I watched his troubled face turn somber.
“That tattoo on your forearm, the anchor,” I said. “You were a sailor somewhere?”
He nodded.
“Royal Norwegian Navy,” he said.
“You ever been in a dangerous storm out at sea?”
“Yes.”
“How did everybody on the ship react? Well?”
“No, there was a lot of panic.”
“How did the captain react? Did he panic?”
“No, he was as cool as a cucumber.”
“Exactly. That was his job. To lie and say, hey, everyone, everything is A-OK, even though it wasn’t. We’re in a storm now, Mathias. A real shitstorm and not everyone is as smart and seasoned or trained as you and me. Add fear, and we’re looking at as many problems inside this place as outside.

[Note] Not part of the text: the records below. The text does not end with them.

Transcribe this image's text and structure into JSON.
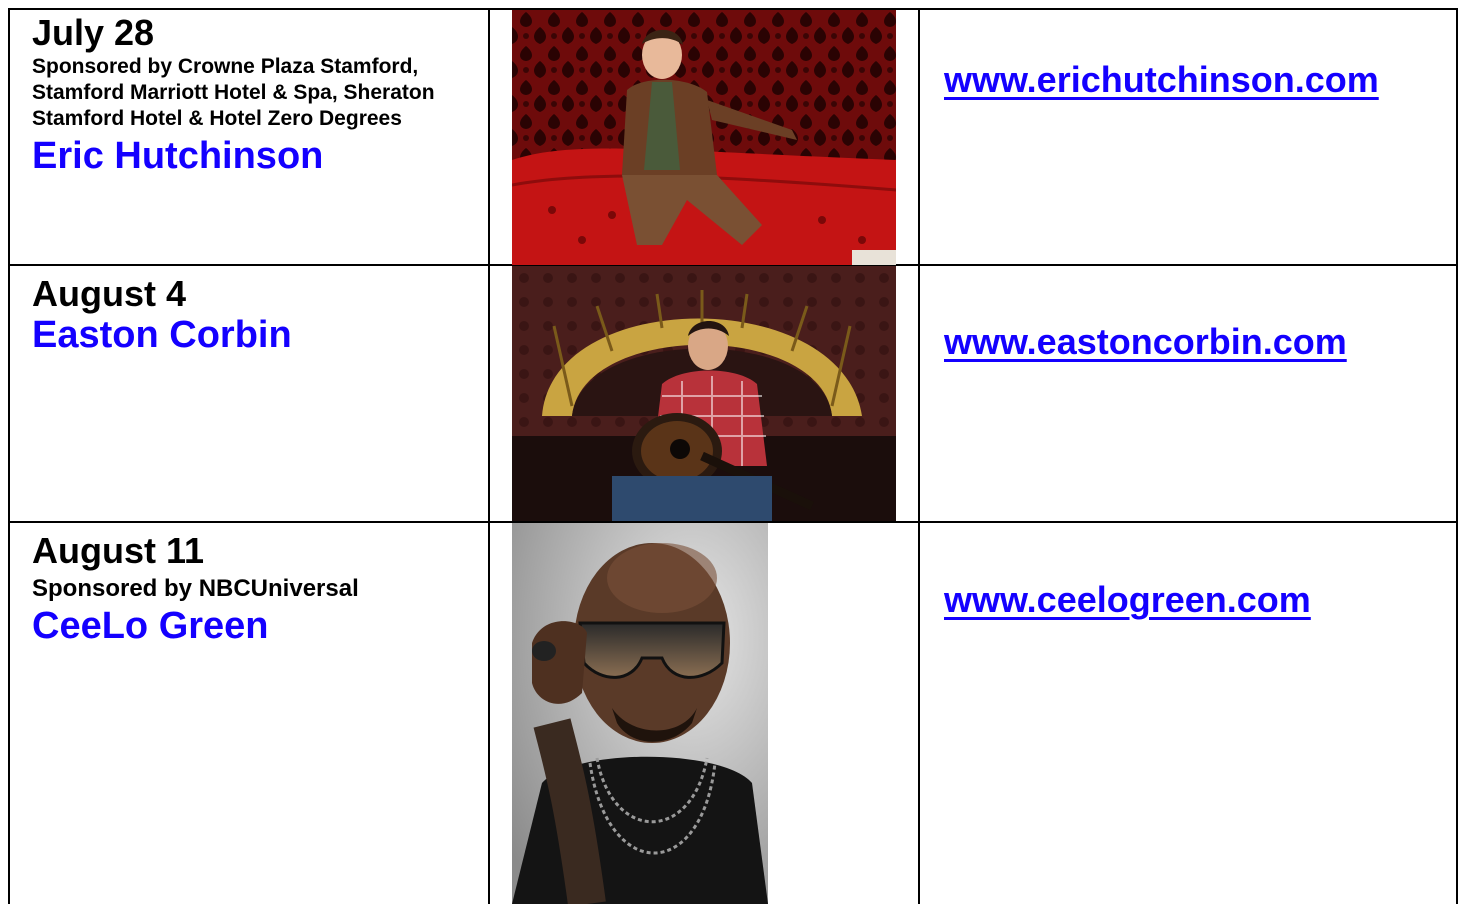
{
  "rows": [
    {
      "date": "July 28",
      "sponsor": "Sponsored by Crowne Plaza Stamford, Stamford Marriott Hotel & Spa, Sheraton Stamford Hotel & Hotel Zero Degrees",
      "artist": "Eric Hutchinson",
      "website": "www.erichutchinson.com",
      "photo_alt": "Eric Hutchinson photo"
    },
    {
      "date": "August 4",
      "artist": "Easton Corbin",
      "website": "www.eastoncorbin.com",
      "photo_alt": "Easton Corbin photo"
    },
    {
      "date": "August 11",
      "sponsor": "Sponsored by NBCUniversal",
      "artist": "CeeLo Green",
      "website": "www.ceelogreen.com",
      "photo_alt": "CeeLo Green photo"
    }
  ],
  "colors": {
    "artist": "#1400ff",
    "link": "#1400ff",
    "text": "#000000",
    "border": "#000000"
  }
}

“You think that Mario is going to be able to handle the truth? He’s already falling apart. Instead he will try to kill the messenger, namely me. I’ve seen it before. We would be at each other’s throats instead of against the bad guys. I want us all to get out of this. But you can’t save drowning people if they’re flipping out and fighting you and not even believing what you’re telling them.”
“I see,” he said. “I get it. You were keeping up morale.”
He shook his head sadly as he absorbed what I had told him.
“When I left for this job two months ago,” he said, “my little girl was crying. To make her stop, I told her I would bring her back a present. A pink Red Sox cap just like the one her mother has. Her mother is from Boston, you see.”
I watched his face, watched it fall. He passed a hand through his hair, gripped at his beard.